COCO-Stuff 10K dataset v1.1 (outdated)

Holger Caesar, Jasper Uijlings, Vittorio Ferrari

Overview

Welcome to official homepage of the COCO-Stuff [1] dataset. COCO-Stuff augments the popular COCO [2] dataset with pixel-level stuff annotations. These annotations can be used for scene understanding tasks like semantic segmentation, object detection and image captioning.

Highlights

10,000 complex images from COCO [2]
Dense pixel-level annotations
91 thing and 91 stuff classes
Instance-level annotations for things from COCO [2]
Complex spatial context between stuff and things
5 captions per image from COCO [2]

Updates

11 Jul 2017: Added working Deeplab models for Resnet and VGG
06 Apr 2017: Dataset version 1.1: Modified label indices
31 Mar 2017: Published annotations in JSON format
09 Mar 2017: Added label hierarchy scripts
08 Mar 2017: Corrections to table 2 in arXiv paper [1]
10 Feb 2017: Added script to extract SLICO superpixels in annotation tool
12 Dec 2016: Dataset version 1.0 and arXiv paper [1] released

Results

The current release of COCO-Stuff-10K publishes both the training and test annotations and users report their performance individually. We invite users to report their results to us to complement this table. In the near future we will extend COCO-Stuff to all images in COCO and organize an official challenge where the test annotations will only be known to the organizers.
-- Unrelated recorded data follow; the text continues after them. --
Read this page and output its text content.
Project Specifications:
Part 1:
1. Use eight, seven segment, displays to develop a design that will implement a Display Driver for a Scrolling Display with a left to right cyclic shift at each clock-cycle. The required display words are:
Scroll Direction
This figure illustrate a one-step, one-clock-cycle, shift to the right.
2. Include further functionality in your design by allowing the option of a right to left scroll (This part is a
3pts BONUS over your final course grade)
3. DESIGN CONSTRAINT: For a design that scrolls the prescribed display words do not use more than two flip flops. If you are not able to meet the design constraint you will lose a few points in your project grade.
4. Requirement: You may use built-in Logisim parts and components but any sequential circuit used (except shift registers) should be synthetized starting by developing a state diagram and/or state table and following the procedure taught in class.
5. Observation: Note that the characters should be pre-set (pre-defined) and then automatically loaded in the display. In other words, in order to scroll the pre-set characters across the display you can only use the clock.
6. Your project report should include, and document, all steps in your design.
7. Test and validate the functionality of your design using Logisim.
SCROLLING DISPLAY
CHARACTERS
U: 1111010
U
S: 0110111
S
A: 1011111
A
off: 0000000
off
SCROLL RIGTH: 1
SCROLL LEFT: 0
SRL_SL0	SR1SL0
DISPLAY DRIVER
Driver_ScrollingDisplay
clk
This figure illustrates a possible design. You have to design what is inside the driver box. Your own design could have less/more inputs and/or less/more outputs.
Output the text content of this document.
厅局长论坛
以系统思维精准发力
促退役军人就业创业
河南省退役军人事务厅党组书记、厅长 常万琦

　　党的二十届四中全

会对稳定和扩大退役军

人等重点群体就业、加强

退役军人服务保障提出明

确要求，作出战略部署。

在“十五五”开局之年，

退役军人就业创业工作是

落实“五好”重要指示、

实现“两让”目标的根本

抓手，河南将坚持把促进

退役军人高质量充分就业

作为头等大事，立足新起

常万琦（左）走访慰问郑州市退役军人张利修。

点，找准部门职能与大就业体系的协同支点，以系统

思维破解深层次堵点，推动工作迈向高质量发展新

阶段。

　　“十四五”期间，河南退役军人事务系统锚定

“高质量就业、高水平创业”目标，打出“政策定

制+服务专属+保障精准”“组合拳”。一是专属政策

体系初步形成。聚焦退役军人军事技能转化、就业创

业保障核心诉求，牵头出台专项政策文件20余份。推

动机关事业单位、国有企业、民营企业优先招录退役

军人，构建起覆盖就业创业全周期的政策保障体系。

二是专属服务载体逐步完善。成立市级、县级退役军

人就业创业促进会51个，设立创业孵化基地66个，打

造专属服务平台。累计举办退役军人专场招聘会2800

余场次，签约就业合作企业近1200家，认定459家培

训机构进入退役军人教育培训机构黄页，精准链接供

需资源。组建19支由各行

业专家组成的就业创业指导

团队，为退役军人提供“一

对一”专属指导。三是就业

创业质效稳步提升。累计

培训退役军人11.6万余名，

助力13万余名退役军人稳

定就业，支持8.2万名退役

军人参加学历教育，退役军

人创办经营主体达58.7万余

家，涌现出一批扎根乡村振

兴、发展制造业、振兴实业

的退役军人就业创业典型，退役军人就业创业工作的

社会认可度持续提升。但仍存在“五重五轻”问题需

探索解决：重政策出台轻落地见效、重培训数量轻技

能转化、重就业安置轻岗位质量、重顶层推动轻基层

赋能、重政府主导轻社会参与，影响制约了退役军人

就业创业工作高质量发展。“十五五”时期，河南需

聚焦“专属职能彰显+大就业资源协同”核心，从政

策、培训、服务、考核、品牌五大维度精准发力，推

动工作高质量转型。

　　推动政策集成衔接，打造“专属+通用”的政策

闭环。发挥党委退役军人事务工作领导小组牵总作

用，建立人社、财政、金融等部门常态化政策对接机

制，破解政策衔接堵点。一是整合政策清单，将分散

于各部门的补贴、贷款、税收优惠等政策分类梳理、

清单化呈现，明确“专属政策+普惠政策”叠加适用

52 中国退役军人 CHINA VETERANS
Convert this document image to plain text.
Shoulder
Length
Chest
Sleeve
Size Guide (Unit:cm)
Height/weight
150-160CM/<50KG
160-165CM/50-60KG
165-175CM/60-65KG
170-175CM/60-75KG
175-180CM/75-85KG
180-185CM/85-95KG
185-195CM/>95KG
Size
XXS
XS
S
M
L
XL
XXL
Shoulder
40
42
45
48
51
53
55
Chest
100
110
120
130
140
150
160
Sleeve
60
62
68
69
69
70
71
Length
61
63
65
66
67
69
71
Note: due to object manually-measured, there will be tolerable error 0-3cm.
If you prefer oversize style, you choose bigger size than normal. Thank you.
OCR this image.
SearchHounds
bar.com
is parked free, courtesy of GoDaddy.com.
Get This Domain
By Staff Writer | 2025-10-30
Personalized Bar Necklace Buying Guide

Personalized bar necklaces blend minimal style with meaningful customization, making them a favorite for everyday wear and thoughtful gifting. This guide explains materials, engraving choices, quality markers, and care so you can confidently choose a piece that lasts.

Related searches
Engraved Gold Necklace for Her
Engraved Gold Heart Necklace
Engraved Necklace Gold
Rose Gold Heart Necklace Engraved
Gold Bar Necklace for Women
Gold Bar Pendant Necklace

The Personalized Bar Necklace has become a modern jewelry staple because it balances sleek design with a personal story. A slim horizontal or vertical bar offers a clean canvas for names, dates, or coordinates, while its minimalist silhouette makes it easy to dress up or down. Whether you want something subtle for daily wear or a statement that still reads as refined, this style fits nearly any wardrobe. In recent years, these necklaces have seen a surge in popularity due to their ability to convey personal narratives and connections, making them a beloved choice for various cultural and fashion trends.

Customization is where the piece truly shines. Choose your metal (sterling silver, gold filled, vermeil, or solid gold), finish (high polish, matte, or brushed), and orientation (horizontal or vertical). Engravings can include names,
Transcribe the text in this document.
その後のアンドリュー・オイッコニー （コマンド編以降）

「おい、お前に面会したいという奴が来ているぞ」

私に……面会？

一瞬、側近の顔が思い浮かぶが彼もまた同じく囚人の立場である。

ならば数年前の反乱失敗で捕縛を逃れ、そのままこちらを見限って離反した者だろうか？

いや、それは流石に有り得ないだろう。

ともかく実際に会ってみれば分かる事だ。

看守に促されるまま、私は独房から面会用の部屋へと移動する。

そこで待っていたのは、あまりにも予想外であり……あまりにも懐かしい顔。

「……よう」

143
For the updated table please click here.

Method	Source	Class-average accuracy	Global accuracy	Mean IOU	FW IOU
FCN-16s [3]	[1]	34.0%	52.0%	22.7%	-
Deeplab VGG-16 (no CRF) [4]	[1]	38.1%	57.8%	26.9%	-
FCN-8s [3]	[6]	38.5%	60.4%	27.2%	-
DAG-RNN + CRF [6]	[6]	42.8%	63.0%	31.2%	-
OHE + DC + FCN+ [5]	[5]	45.8%	66.6%	34.3%	51.2%
Deeplab ResNet (no CRF) [4]	-	45.5%	65.1%	34.4%	50.4%
W2V + DC + FCN+ [5]	[5]	45.1%	66.1%	34.7%	51.0%

Dataset

Filename	Description	Size
cocostuff-10k-v1.1.zip	COCO-Stuff dataset v. 1.1, images and annotations	2.0 GB
cocostuff-10k-v1.1.json	COCO-Stuff dataset v. 1.1, annotations in JSON format (optional)	62.3 MB
cocostuff-labels.txt	A list of the 1+91+91 classes in COCO-Stuff	2.3 KB
cocostuff-readme.txt	This document	6.5 KB
Older files
cocostuff-10k-v1.0.zip	COCO-Stuff dataset version 1.0, including images and annotations	2.6 GB

Usage

To use the COCO-Stuff dataset, please follow these steps:

Download or clone this repository using git: git clone https://github.com/nightrome/cocostuff10k.git
Open the dataset folder in your shell: cd cocostuff10k
If you have Matlab, run the following commands:

Add the code folder to your Matlab path: startup();
Run the demo script in Matlab demo_cocoStuff();
The script displays an image, its thing, stuff and thing+stuff annotations, as well as the image captions.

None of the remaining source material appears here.